On May 21, 2013, the early access program for vCloud Hybrid Service was launched. On August 26, 2013, general availability was announced for vCloud Hybrid Service including features such as DRaaS and Direct Connect.

vCloud Hybrid Service was rebranded to vCloud Air on August 21, 2014. vCloud Air provides a hybrid cloud—a public IaaS that functions as an extension of existing data centers running VMware vSphere, with common management and networking. With the rebrand of the service, they also announced a cloud computing On-Demand program that allows users to pay only for what each user needs to use for resources.

vCloud Air Mobile was announced on August 25, 2014, which added the integration of AirWatch and Pivotal Cloud Foundry.

On 4 April 2017 French cloud provider OVH announced its intent to acquire VMware vCloud Air Business and all personnel. The acquisition was completed in Q2 2017.

== Data center locations ==
Similar to other public cloud providers, vCloud Air supports the concept of regions - or locations, in vCloud terminology - which are typically used for better pricing, to increase application performance, or as disaster recovery. vCloud Air is offered to the public in California, Nevada, Texas, Virginia and New Jersey in the United States. Internationally, it is available in the United Kingdom, Germany, Japan, and Australia.

Government users have access to two additional locations: one in Arizona, and another in Virginia.

== Architecture ==
vCloud Air supports more than 5,000 applications and 90+ operating systems certified to run on vSphere. The use of vCloud Air allows seamless workload portability and migration due to vSphere, which means no rewrites or recoding when moving workloads from an on-premises data center to the cloud and vice versa.

Network virtualization allows users to configure firewalls and network to mirror on-site networks, including NAT rules and firewall rules, networks, and public IPs.

== Virtual Private Cloud OnDemand ==
Virtual Private Cloud OnDemand is self-service on-demand cloud computing platform from vCloud Air.

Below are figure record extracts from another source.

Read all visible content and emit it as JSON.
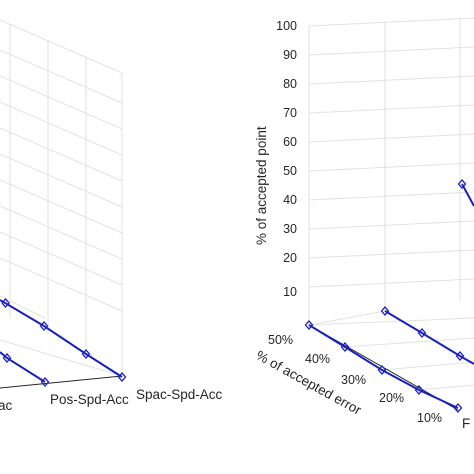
{
  "chart_data": [
    {
      "panel": "left",
      "type": "line",
      "view": "3d",
      "grid": true,
      "visible_labels": [
        "ac",
        "Pos-Spd-Acc",
        "Spac-Spd-Acc"
      ],
      "series": [
        {
          "points": [
            "upper",
            "upper",
            "upper",
            "upper"
          ]
        },
        {
          "points": [
            "lower",
            "lower",
            "lower"
          ]
        }
      ]
    },
    {
      "panel": "right",
      "type": "line",
      "view": "3d",
      "grid": true,
      "zlabel": "% of accepted point",
      "zticks": [
        "10",
        "20",
        "30",
        "40",
        "50",
        "60",
        "70",
        "80",
        "90",
        "100"
      ],
      "zlim": [
        0,
        100
      ],
      "ylabel": "% of accepted error",
      "yticks": [
        "50%",
        "40%",
        "30%",
        "20%",
        "10%"
      ],
      "visible_labels": [
        "F"
      ],
      "series": [
        {
          "note": "front line at z=0 along error axis"
        },
        {
          "note": "second line at z=0"
        },
        {
          "note": "partial line starting near z=46"
        }
      ]
    }
  ],
  "colors": {
    "line": "#1a1fbf",
    "grid": "#e2e2e2",
    "axis": "#262626",
    "text": "#262626"
  }
}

This infrastructure-as-a-service (IaaS) pay-as-you-go offering allows users to consume specific vCPU, storage, vRAM, Network, and IP as needed. Additionally, the service allows adjusting of powered-on state virtual machines.

VMware announced plans for a vCloud Air Virtual Private Cloud OnDemand early access program on October 14, 2014. The program was officially launched on November 17, 2014. It included $1,000 in-service credits for approved users.

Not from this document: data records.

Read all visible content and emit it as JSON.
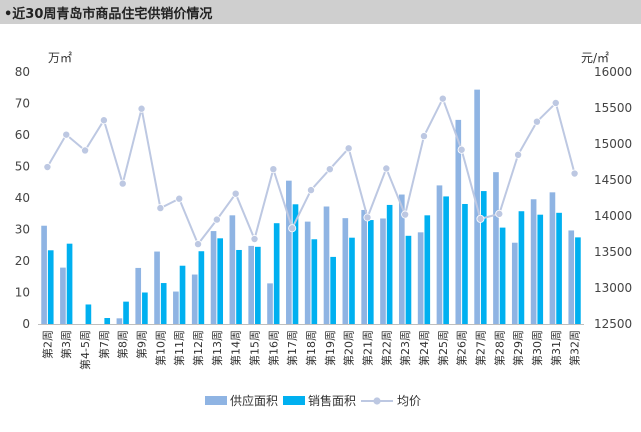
{
  "title": "•近30周青岛市商品住宅供销价情况",
  "colors": {
    "supply": "#8FB4E3",
    "sales": "#00B0F0",
    "price": "#BDC8E2",
    "title_bg": "#CFCFCF"
  },
  "chart_data": {
    "type": "bar",
    "categories": [
      "第2周",
      "第3周",
      "第4-5周",
      "第7周",
      "第8周",
      "第9周",
      "第10周",
      "第11周",
      "第12周",
      "第13周",
      "第14周",
      "第15周",
      "第16周",
      "第17周",
      "第18周",
      "第19周",
      "第20周",
      "第21周",
      "第22周",
      "第23周",
      "第24周",
      "第25周",
      "第26周",
      "第27周",
      "第28周",
      "第29周",
      "第30周",
      "第31周",
      "第32周"
    ],
    "series": [
      {
        "name": "供应面积",
        "kind": "bar",
        "axis": "left",
        "values": [
          31.2,
          17.9,
          0,
          0,
          1.8,
          17.8,
          23.0,
          10.3,
          15.7,
          29.5,
          34.5,
          24.8,
          12.9,
          45.5,
          32.5,
          37.3,
          33.6,
          36.2,
          33.5,
          41.1,
          29.1,
          44.0,
          64.8,
          74.4,
          48.2,
          25.8,
          39.6,
          41.8,
          29.7
        ]
      },
      {
        "name": "销售面积",
        "kind": "bar",
        "axis": "left",
        "values": [
          23.4,
          25.5,
          6.2,
          1.9,
          7.1,
          10.0,
          13.0,
          18.5,
          23.1,
          27.2,
          23.5,
          24.5,
          32.0,
          38.0,
          26.9,
          21.3,
          27.4,
          33.0,
          37.8,
          28.0,
          34.5,
          40.5,
          38.1,
          42.2,
          30.6,
          35.8,
          34.7,
          35.3,
          27.5
        ]
      },
      {
        "name": "均价",
        "kind": "line",
        "axis": "right",
        "values": [
          14680,
          15130,
          14910,
          15330,
          14450,
          15490,
          14110,
          14240,
          13610,
          13950,
          14310,
          13680,
          14650,
          13830,
          14360,
          14650,
          14940,
          13980,
          14660,
          14020,
          15110,
          15630,
          14920,
          13960,
          14030,
          14850,
          15310,
          15570,
          14590
        ]
      }
    ],
    "ylabel_left": "万㎡",
    "ylabel_right": "元/㎡",
    "ylim_left": [
      0,
      80
    ],
    "ylim_right": [
      12500,
      16000
    ],
    "yticks_left": [
      0,
      10,
      20,
      30,
      40,
      50,
      60,
      70,
      80
    ],
    "yticks_right": [
      12500,
      13000,
      13500,
      14000,
      14500,
      15000,
      15500,
      16000
    ],
    "legend_position": "bottom"
  }
}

Virtual Private Cloud OnDemand was officially released publicly on January 20, 2015, An initial offering of $300 in-service credits to be used in the first 90 days after signing up was also announced.

== Configurations ==
The most basic configuration includes a virtual machine with 1GB RAM, 1 vCPU, and 20GB SSD storage at $0.07 / hour. Currently the service offers the choices of these three operating systems:
- CentOS
- Microsoft Windows Server Standard Edition
- Ubuntu

Additionally, users can consume up to 16 vCPUs and 120 GB of memory. Storage options include:
- 2 TB standard storage
- 2 TB of SSD-accelerated storage

Users can also have up to 20 public IP addresses and support levels vary, with online support being 7% of the total invoice and production support being $100 or 12%, whichever is greater.